Shakuntala Smith, coordinator of the University Student Union Computer Labs, says the USU surveyed students for three days to find out what services they wanted. The results directly influenced the development of the new computer lab.

The lab is open:

  • Monday – Thursday: 7 a.m. to 10 p.m.
  • Friday: 7 a.m. to 5 p.m.
  • Saturday – Sunday: 8 a.m. to 5 p.m.

Sixteen trained support staff are on hand to answer questions about the computers, software or lab services.

“The lab techs are enthusiastic and eager to help,” Smith says. “They know what students need because they are students themselves.”

Students can even access software that they may not own, including Microsoft Office and Adobe Suite, through the Virtual Software Library, CSUN’s cloud-hosted software funded by the Campus Quality Fee.

Students may also sign up for Friday afternoon “Tech Series” classes to learn software programs, potentially winning free giveaways such as s USB flash drives as a “thank you” for attending.

“We realized that students’ skillsets are all over the place,”  Smith explained. “Based on the questions we were asked daily, we decided to launch a tech series to teach students how to use these programs more efficiently.”

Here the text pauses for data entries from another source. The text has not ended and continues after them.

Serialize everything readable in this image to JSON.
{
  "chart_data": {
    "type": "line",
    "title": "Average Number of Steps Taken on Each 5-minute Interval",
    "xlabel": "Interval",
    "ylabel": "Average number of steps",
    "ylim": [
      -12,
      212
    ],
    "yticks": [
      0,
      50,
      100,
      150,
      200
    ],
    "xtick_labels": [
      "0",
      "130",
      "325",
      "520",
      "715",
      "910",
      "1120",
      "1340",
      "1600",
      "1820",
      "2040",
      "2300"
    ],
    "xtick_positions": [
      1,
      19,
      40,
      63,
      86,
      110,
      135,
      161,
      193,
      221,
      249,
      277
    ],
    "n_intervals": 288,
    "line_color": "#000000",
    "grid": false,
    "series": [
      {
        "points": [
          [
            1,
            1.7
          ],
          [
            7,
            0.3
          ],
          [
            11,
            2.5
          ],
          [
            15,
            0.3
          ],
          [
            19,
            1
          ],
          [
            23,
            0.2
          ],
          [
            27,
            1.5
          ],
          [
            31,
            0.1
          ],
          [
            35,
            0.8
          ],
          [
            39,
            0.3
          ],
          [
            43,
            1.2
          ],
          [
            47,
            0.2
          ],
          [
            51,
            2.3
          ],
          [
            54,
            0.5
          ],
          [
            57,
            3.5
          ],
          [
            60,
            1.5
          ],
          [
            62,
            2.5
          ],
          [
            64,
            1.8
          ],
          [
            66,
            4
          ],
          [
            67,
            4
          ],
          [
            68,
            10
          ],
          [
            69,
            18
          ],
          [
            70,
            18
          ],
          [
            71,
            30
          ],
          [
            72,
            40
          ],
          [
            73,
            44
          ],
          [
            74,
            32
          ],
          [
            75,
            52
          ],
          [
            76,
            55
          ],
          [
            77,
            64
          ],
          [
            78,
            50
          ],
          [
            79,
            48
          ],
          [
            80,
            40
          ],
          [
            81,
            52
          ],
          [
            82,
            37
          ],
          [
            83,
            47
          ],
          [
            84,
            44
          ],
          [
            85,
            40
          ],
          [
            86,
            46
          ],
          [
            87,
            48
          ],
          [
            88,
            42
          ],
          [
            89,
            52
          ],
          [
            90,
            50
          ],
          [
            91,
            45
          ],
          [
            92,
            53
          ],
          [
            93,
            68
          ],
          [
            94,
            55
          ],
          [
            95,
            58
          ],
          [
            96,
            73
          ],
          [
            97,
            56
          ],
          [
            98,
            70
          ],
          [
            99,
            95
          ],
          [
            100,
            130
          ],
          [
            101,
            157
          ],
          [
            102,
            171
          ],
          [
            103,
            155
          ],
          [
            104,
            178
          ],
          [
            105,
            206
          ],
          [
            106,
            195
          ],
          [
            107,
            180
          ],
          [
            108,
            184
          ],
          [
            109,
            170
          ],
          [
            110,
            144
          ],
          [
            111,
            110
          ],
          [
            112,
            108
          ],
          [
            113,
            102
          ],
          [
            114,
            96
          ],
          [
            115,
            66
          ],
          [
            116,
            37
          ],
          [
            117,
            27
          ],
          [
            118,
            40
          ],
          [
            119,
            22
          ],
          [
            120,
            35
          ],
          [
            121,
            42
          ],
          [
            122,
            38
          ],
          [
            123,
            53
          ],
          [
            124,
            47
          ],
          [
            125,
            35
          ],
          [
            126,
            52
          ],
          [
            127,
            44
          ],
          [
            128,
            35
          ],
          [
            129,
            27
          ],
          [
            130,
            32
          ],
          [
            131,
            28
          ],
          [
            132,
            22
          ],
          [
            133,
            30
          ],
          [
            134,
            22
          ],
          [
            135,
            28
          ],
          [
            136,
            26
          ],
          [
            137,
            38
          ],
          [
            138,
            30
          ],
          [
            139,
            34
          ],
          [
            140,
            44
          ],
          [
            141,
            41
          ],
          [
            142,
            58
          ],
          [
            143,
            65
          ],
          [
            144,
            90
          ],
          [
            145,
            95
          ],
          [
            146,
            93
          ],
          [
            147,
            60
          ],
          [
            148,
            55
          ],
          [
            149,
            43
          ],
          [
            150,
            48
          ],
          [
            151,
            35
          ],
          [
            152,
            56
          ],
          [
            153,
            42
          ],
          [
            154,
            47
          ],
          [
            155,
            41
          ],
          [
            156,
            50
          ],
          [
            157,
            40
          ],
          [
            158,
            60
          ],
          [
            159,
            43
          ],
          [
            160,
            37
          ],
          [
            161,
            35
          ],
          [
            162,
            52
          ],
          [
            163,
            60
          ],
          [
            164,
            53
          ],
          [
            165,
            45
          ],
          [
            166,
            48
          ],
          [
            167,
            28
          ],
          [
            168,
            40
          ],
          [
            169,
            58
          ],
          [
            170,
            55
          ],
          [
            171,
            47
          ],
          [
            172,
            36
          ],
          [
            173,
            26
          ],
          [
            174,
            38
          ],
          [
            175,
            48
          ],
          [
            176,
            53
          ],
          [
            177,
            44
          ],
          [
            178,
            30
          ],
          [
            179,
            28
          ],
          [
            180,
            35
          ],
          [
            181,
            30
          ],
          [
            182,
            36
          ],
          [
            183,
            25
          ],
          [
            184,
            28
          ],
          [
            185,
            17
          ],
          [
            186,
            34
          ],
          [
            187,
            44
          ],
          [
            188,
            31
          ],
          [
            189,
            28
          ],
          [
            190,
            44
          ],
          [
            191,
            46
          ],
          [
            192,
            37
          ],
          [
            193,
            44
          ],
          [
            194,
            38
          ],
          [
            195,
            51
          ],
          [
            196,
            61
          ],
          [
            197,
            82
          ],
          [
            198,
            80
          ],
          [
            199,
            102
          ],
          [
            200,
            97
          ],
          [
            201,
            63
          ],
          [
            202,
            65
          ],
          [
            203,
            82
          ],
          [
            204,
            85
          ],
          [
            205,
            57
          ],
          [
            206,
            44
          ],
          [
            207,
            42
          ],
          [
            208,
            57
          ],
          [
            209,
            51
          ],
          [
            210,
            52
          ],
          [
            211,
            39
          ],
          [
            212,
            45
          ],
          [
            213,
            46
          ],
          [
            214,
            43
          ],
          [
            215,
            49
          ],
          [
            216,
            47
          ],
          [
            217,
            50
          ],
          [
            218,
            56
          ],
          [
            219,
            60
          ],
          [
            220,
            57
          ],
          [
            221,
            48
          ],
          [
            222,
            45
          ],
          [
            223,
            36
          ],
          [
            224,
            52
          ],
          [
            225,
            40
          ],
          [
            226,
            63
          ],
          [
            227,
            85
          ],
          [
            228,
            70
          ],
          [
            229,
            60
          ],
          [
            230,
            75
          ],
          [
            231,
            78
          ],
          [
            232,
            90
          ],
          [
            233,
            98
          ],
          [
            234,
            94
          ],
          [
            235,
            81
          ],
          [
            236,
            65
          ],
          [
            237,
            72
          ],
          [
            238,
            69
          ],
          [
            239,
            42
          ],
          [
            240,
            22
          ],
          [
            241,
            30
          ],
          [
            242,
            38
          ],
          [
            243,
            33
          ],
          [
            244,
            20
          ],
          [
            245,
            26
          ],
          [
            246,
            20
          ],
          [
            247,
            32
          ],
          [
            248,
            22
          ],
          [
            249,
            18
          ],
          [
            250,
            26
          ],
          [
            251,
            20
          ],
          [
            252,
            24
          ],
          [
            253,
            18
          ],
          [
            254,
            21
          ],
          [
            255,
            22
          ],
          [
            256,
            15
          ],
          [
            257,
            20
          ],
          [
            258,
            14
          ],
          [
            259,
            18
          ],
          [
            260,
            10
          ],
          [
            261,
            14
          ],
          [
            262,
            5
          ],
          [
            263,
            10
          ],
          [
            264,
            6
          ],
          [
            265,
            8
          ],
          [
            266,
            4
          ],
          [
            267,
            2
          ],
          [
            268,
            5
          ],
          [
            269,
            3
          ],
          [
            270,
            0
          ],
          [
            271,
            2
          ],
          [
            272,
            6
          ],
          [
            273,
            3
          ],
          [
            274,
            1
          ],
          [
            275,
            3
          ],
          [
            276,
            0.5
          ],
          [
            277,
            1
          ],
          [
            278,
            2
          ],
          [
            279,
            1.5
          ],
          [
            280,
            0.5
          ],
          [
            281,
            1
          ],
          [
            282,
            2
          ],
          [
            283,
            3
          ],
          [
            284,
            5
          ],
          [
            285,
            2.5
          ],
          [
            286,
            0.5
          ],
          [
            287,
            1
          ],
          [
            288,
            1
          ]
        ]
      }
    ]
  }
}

Despite its benefits to students, Smith says the lab is one of the “best-kept secrets” of the CSUN campus.

Natalie Ferber, an English major on exchange from Germany, learned about the lab during a visit to the International and Exchange Student Center.

“It’s nice knowing I have enough time to print before class every day, and not having to pay for it is even better,” Ferber says. “I didn’t buy a printer yet, and I don’t think I’ll need to as long as I’m on exchange here since I can just use the lab.”

Smith says more is in store for the USU Computer Lab. For example, a new service called PrinterOn, now being tested, may allow students to print from another building or their mobile devices. She expects it will be ready next semester.